1: Air New Zealand had left our luggage in Auckland.
2: There were new carpark ticket machines in the terminal and they were refusing to accept tickets.
3: The headline on page one of Hawke's Bay Today read "Baby girl hurt as parents battle".
Welcome home?
Well points one and two were aberrations (the luggage arrived on the next flight, thanks Air New Zealand, and the carpark attendant opened the gate for us without any fuss).
Point three, the injuring of another Hawke's Bay child through violence in the home, is, however, no aberration. It was indeed welcome home to a familiar story.
Later, I had the chance to read the story as a newspaper subscriber, rather than an editor involved in putting the page together.

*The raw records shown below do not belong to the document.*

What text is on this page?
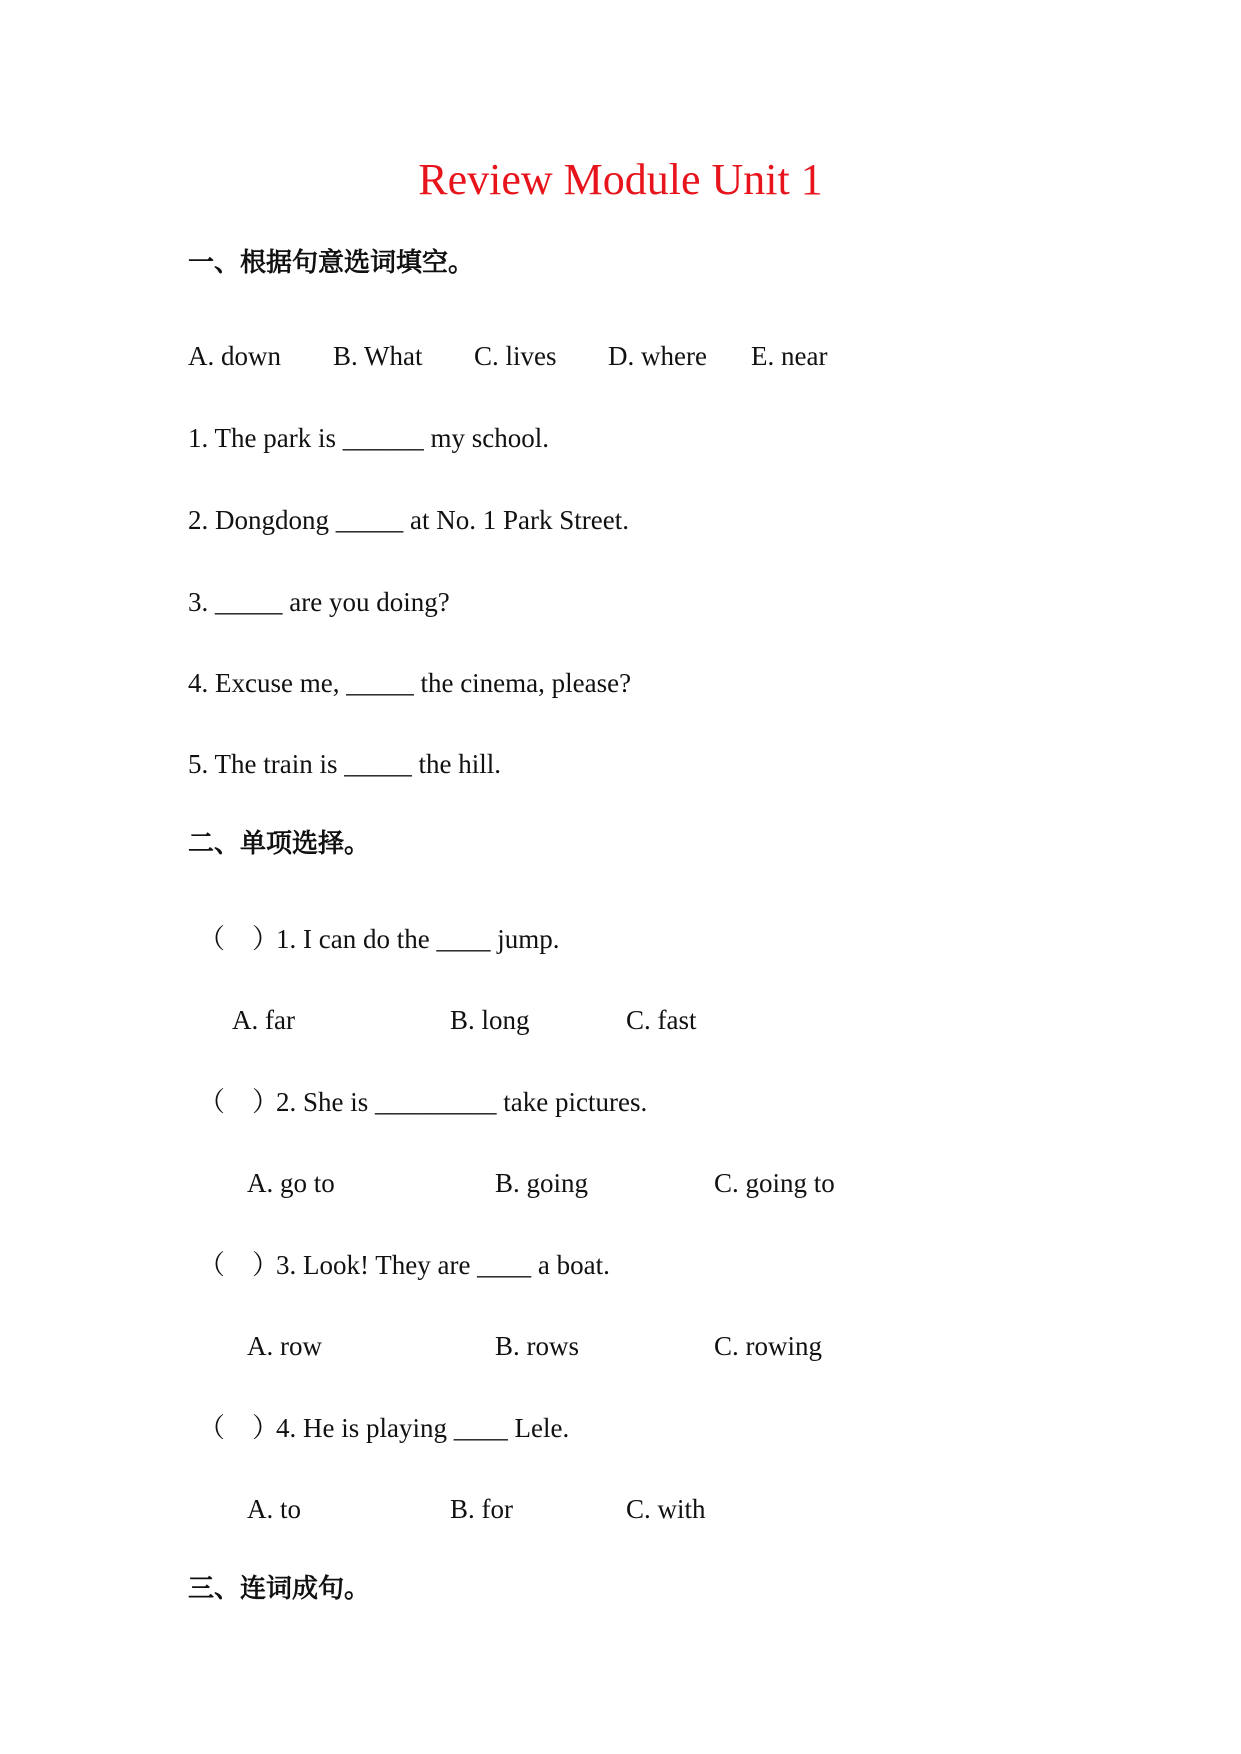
Review Module Unit 1
一、根据句意选词填空。
A. down B. What C. lives D. where E. near
1. The park is ______ my school.
2. Dongdong _____ at No. 1 Park Street.
3. _____ are you doing?
4. Excuse me, _____ the cinema, please?
5. The train is _____ the hill.
二、单项选择。
（    ）
1. I can do the ____ jump.
A. far	B. long	C. fast
（    ）
2. She is _________ take pictures.
A. go to	B. going	C. going to
（    ）
3. Look! They are ____ a boat.
A. row	B. rows	C. rowing
（    ）
4. He is playing ____ Lele.
A. to	B. for	C. with
三、连词成句。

In addition to outlining the fact that a 9-month-old Flaxmere girl was in hospital with serious injuries sustained during a fight between her parents, a sidebar to the article outlined the sorry recent history of deaths and injuries to children in Hawke's Bay.
Beginning with the discovery of the body of 5-year-old Sahara Baker-Koro in her bed in Napier on December 21, 2010, and the death from internal injuries of 5-month-old Mikara Reti, of Flaxmere, at Hawke's Bay Hospital in January, the article also detailed recent instances of domestic assault on children.
It was tough stuff to come home to but it somehow seems futile to write yet more editorials urging families to speak up about violence in the home. The problem continues.
Should we, then, even be publishing reports of these distressing events on our front page?
Disturbing as they are to read, the answer is still 'yes' for surely we are not yet a community so desensitised to attacks on children that we would rather see such reports as a brief in page 3 rather than the page one lead?
Violence against our children leads the news because we remain truly scared, appalled and concerned by it.